Le "nouveau" gouvernement Ghannouchi n'a pas bouclé ses premières 24 heures qu'il a déjà commis (ou laissé commettre ?) un premier impair grave lourd de conséquences.
Comment a-t-on pu permettre aux forces de sécurité d'user de la violence avec les irréductibles du siège de la Kasbah et, surtout, qui l'a permis ?
De deux choses l'une, ou bien cela s'est fait sur une décision du gouvernement même, qu'il s'agisse de son chef même ou de certains de ses ministres, et cela enlève déjà toute crédibilité à ce gouvernement supposé devoir préparer la "transition démocratique", soit que la décision a été prise par quelque(s) cadre(s) du ministère de l'intérieur à l'insu du ministre et du premier ministre ou, en tout cas, sans en référer à eux, et, si c'est le cas, il faut identifier les fautifs et sévir rapidement. Dans un cas comme dans l'autre, il y va de la confiance qu'on peut ou ne peut pas accorder à ce gouvernement à la fois pour sa détermination et sa capacité à paver la voie à l'édification d'une démocratie véritable.
Il ne s'agit pas de donner raison à ceux qui veulent à tout prix la tête de M. Ghannouchi. Mon point de vue personnel sur la question était déjà suffisamment clair dans mon précédent article. L'acceptation de ce gouvernement débarrassé des figures marquantes du RCD est, en effet, à mon humble avis, le seul choix viable, non pas parce que les raisons invoquées pour vouloir évincer Ghannouchi ne sont pas valides. Bien au contraire, elles découlent de la même logique qui rendait le départ des ministres démis ou démissionnaires nécessaire. Mais, tout simplement, parce que poussée jusqu'au bout, la logique en question créerait une situation ingérable. D'abord, parce qu'à ce moment là, il faudrait aussi chasser le chef de l'état par intérim, issu lui aussi de "l'ancien régime" et, au moins, aussi impliqué dans sa gestion et ses politiques sinon plus (d'ailleurs, dans la foulée, il faudrait aussi, dès maintenant limoger en masse tous les hauts responsables et une bonne partie des cadres moyens de l'ensemble des institutions de l'état, ce qui est, certes, une entreprise nécessaire, mais qui ne saurait être accomplie du jour au lendemain...). Et, là, se poserait une série de questions aussi cruciales et épineuses les unes que les autres.
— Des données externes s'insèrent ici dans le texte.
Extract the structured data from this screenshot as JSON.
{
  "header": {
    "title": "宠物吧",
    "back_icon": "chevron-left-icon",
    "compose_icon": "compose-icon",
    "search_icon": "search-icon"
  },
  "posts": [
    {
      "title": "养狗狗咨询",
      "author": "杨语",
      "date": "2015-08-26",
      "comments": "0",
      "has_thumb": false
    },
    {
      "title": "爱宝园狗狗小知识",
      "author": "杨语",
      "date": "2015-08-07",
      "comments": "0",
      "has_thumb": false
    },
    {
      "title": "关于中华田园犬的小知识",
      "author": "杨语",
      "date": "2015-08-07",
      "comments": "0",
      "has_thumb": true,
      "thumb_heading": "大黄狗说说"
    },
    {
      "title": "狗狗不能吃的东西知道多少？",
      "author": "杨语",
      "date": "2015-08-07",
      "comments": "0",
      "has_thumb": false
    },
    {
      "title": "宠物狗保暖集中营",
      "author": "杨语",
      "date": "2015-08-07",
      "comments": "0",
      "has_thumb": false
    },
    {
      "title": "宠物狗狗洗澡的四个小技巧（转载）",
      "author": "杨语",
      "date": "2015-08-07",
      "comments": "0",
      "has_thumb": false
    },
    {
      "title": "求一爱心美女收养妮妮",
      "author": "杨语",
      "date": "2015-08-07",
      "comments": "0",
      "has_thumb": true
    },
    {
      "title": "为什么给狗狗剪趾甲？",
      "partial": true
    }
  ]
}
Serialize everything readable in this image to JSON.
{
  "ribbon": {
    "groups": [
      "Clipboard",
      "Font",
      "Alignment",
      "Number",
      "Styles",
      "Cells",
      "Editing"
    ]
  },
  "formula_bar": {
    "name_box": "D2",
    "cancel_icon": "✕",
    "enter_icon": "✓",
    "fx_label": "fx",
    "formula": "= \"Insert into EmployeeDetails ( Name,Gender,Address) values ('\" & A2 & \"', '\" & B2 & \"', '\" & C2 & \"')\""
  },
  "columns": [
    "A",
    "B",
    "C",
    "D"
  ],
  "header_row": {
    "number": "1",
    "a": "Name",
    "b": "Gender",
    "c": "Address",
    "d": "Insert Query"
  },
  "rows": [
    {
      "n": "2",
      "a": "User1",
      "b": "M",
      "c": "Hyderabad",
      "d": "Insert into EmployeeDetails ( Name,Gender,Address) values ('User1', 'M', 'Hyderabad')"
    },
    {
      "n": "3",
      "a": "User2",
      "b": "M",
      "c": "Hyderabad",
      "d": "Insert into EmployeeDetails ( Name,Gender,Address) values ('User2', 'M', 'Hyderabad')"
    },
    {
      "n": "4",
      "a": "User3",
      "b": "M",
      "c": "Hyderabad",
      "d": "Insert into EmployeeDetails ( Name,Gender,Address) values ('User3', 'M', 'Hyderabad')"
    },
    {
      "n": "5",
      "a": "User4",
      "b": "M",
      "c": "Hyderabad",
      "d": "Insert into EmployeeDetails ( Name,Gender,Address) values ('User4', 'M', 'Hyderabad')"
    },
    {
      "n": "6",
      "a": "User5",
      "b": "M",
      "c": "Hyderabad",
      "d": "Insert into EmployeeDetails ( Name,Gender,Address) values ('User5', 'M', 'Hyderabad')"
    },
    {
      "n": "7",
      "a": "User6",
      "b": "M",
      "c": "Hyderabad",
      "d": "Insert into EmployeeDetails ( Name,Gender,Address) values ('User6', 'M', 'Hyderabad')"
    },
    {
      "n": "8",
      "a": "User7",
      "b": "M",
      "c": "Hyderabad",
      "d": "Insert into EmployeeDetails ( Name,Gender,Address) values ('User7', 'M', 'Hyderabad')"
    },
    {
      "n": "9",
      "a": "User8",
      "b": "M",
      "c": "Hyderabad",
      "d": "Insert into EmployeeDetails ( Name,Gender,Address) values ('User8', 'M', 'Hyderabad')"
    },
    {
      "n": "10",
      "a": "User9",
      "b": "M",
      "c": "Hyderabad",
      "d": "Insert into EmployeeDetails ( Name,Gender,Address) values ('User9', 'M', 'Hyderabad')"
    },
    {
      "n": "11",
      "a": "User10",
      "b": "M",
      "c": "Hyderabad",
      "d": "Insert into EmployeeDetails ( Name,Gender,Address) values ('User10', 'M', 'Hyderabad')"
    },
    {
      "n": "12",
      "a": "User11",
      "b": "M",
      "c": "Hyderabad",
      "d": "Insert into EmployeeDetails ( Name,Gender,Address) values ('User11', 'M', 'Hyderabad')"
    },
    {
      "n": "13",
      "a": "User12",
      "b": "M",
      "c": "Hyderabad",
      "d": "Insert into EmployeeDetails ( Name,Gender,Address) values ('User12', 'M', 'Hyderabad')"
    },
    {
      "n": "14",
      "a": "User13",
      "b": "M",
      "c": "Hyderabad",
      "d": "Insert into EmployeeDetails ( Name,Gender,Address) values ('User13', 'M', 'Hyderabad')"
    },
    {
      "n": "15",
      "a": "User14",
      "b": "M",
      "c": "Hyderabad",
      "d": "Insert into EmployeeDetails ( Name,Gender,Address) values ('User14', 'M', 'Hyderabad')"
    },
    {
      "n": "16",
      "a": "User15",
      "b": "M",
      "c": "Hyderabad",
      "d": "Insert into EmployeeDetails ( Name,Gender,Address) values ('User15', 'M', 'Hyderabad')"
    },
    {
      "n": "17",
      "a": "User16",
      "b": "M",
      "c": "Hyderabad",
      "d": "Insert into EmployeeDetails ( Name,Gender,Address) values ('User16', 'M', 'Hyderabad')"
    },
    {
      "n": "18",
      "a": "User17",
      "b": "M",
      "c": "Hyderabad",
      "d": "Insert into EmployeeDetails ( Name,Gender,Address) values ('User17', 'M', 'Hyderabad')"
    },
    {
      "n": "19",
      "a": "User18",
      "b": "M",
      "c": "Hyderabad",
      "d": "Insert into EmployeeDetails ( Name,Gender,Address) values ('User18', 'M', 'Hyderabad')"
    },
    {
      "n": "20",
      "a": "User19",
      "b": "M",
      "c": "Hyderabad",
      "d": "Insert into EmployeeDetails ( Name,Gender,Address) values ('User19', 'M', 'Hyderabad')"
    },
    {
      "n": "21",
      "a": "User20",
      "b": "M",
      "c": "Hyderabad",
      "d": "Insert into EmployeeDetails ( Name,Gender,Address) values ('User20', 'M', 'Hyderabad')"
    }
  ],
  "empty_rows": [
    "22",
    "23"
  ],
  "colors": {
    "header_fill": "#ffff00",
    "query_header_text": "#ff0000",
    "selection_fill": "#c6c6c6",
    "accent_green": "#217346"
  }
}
Qui devra assumer ces deux postes de chef de l'état (provisoire) et de chef du gouvernement ? Qui sera habilité à les choisir ? Dans quel cadre et sur la base de quel(s) textes(s) ? A moins qu'on ne veuille laisser l'armée se charger de tout cela. Mais est-ce le but recherché et, surtout, la transition en sera-t-elle plus démocratique, plus crédible ou plus assurée...?
Il ne s'agit, donc, pas, disais-je, de donner raison aux réfractaires. Mais, faut-il être d'accord avec eux pour ne pas les matraquer et les gazer ?! N'est-il pas leur droit le plus absolu d'avoir une vision des choses différente de celle du gouvernement en place, voire même de la grande majorité du peuple, et de l'exprimer librement ? Ce droit même n'est-il pas le plus élémentaire des droits qu'on veut instaurer dans la nouvelle démocratie qui en est encore au stade des promesses ? D'ailleurs, s'ils sont si minoritaires, ils finiront par se lasser et rentrer chez-eux. S'ils ne sont pas si minoritaires que ça, alors rien ne peut se faire sans eux et encore moins contre leur gré ; l'épreuve de force des jours passés en a fourni l'éclatante preuve, y compris aux plus sceptiques. Au fait, combien de fois le même traitement sera réservé à d'autres "récalcitrants" à l'avenir ? Quels seuils fatidiques quantitatif ou numérique (du nombre des réfractaires au "consensus") et qualitatif (de la nature de leurs opinions) que les tunisiens doivent faire attention à ne pas franchir s'il ne veulent pas être en butte à l'ire des forces du désordre ?
Autant de questions qui appellent des réponses urgentes et sans équivoques si l'on veut que nous gardions un tant soit peu de crédulité sans y être contraints par la force des armes.